The way El Greco paints this satin cloak, orange over magenta, maybe is an example of what Wikipedia refers to as his "phantasmagorical pigmentation"
From reproductions I always think I don't much like El Greco, but then face to face with the canvas it is always mesmerizing.
The online catalog of the National Gallery of Art provides some interesting "Conservation Notes" on this painting:
The support is a fine-weight, plain-weave fabric, lined to a similar fabric. Over the white ground El Greco applied a thin red imprimatura, which he left exposed in many parts of the composition. The paint was applied in rich, opaque layers with thin, scumbled brushwork in the areas of lighter color.
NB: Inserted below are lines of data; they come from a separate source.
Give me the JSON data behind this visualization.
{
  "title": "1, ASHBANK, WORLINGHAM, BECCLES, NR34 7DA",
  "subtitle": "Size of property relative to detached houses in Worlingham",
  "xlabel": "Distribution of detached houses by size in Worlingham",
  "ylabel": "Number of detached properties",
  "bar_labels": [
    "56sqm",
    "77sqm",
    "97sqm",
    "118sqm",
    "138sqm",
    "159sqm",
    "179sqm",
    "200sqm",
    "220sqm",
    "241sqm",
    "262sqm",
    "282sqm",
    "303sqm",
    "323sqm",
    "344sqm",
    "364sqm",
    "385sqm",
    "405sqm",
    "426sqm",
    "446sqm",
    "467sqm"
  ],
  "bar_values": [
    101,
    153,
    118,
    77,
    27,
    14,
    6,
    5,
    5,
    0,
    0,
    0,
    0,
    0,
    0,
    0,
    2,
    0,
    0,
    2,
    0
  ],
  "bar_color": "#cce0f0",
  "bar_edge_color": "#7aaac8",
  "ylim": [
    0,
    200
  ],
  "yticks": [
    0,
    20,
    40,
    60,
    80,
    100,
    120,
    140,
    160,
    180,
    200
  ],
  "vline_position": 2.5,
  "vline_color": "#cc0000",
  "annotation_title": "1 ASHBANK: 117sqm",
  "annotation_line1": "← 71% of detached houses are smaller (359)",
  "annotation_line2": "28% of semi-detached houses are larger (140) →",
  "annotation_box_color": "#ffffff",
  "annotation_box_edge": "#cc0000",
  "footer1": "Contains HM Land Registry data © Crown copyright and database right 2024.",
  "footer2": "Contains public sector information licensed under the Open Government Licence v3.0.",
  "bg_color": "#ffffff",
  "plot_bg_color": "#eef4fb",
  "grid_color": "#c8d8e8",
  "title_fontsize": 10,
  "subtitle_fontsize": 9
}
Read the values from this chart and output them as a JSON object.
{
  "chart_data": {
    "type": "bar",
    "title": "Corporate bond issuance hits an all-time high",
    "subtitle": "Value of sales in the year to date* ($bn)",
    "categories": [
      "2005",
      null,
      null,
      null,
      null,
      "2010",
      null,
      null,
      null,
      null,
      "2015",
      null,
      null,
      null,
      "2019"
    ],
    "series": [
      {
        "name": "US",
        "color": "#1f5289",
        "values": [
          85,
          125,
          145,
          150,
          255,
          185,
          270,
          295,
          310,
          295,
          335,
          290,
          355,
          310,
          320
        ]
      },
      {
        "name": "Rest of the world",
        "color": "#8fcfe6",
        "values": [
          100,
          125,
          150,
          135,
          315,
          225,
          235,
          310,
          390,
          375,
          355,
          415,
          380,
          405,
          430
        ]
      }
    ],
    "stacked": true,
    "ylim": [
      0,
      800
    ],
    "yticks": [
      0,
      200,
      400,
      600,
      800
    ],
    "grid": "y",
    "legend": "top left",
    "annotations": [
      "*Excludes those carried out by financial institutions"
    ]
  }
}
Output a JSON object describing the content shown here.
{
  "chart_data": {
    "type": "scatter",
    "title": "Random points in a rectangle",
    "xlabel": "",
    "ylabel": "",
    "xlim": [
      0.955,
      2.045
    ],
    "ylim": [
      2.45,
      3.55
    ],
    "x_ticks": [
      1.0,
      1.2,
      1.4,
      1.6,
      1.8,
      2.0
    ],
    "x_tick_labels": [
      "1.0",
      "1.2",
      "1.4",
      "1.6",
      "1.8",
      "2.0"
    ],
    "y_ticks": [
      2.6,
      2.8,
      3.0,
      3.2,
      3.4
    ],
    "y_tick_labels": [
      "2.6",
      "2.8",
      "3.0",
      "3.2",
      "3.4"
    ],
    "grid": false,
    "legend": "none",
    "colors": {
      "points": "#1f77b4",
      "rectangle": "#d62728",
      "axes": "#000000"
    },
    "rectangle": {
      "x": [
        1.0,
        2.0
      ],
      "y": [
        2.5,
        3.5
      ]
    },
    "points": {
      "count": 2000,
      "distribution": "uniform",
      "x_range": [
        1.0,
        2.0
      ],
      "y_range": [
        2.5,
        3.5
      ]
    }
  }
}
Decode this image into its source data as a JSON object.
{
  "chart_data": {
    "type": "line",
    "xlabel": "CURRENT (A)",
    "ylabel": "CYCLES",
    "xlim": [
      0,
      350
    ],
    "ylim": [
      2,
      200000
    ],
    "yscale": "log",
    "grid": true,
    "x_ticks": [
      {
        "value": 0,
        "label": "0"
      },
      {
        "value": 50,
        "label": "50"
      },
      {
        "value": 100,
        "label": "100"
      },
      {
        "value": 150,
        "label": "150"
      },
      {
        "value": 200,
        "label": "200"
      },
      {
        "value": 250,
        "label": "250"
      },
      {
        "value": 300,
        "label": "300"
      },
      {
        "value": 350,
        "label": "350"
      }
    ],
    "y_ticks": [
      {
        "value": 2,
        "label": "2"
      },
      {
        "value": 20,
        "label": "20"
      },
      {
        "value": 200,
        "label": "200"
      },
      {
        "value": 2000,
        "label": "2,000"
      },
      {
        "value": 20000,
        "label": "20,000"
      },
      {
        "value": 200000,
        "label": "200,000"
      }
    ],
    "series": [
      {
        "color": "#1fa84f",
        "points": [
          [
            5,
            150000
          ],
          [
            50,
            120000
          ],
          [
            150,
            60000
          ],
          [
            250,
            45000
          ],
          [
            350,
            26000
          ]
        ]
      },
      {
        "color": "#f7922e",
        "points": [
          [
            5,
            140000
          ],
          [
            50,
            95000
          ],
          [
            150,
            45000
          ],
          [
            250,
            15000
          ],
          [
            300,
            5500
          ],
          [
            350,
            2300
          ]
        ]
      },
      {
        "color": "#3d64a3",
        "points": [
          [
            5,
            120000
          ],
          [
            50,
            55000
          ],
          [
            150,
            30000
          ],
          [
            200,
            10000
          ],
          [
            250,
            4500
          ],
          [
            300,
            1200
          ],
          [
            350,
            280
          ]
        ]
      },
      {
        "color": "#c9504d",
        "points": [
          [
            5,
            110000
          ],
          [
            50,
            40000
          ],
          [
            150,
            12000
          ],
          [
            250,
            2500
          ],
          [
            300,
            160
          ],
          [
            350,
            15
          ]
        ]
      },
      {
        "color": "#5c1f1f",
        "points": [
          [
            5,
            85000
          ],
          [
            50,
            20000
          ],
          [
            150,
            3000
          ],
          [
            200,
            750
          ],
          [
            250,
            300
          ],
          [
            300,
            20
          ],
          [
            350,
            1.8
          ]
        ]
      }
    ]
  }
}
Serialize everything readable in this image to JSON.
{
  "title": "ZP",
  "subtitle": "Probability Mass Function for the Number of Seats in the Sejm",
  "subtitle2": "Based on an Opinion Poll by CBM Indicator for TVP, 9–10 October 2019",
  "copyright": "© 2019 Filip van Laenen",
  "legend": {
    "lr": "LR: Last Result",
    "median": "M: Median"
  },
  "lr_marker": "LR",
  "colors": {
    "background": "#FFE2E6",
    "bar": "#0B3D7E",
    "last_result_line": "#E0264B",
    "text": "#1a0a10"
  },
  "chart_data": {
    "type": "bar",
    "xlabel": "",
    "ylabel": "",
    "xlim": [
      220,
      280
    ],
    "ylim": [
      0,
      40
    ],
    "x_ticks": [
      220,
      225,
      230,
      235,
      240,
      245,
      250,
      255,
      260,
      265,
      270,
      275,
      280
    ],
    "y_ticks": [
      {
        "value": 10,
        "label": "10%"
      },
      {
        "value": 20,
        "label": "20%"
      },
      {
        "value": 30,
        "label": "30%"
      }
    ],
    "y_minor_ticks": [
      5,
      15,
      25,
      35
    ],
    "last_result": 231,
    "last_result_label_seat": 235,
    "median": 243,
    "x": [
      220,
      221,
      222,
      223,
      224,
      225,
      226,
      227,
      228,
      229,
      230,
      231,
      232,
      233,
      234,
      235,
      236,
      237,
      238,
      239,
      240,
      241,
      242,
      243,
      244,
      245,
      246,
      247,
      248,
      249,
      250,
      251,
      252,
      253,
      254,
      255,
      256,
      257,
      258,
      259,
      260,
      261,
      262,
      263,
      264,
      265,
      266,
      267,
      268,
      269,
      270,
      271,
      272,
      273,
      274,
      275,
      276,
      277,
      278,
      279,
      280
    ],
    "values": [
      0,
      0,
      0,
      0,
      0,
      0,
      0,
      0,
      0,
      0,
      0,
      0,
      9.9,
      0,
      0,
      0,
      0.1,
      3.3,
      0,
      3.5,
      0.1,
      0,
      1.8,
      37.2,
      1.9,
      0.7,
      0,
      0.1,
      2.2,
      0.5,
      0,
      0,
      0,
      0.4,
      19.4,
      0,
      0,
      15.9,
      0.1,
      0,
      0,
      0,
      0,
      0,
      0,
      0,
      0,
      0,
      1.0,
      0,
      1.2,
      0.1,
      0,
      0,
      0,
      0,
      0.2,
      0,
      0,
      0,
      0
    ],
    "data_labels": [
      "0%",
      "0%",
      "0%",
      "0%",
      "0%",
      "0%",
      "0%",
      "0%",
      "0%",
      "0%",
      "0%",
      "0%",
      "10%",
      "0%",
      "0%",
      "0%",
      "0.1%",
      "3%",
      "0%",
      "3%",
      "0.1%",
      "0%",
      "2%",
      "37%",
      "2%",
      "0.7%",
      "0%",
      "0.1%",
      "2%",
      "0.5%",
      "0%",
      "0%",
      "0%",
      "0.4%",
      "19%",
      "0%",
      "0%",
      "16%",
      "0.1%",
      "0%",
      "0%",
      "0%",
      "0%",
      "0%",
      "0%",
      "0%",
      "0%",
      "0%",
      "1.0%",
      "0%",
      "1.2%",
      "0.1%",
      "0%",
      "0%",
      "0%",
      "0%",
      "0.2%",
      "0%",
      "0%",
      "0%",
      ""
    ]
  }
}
Although there is no high impasto, the brushwork is lively and textured. X-radiographs reveal only a few minor revisions of the composition. The painting was cleaned and restored by Mario Modestini in 1955. Extensive areas of loss in the throat, chest, and legs of the figure at the far left and in the raised leg of Laocoön were inpainted, as were smaller scattered damages. Modestini removed loincloths which had been painted over the figures at the far left and far right and a large bouffant coiffure which had been added to the female figure at the right. He also exposed the middle head of the group of three now visible at the right and the fifth leg between the two standing figures at the right. The painting is in fair condition.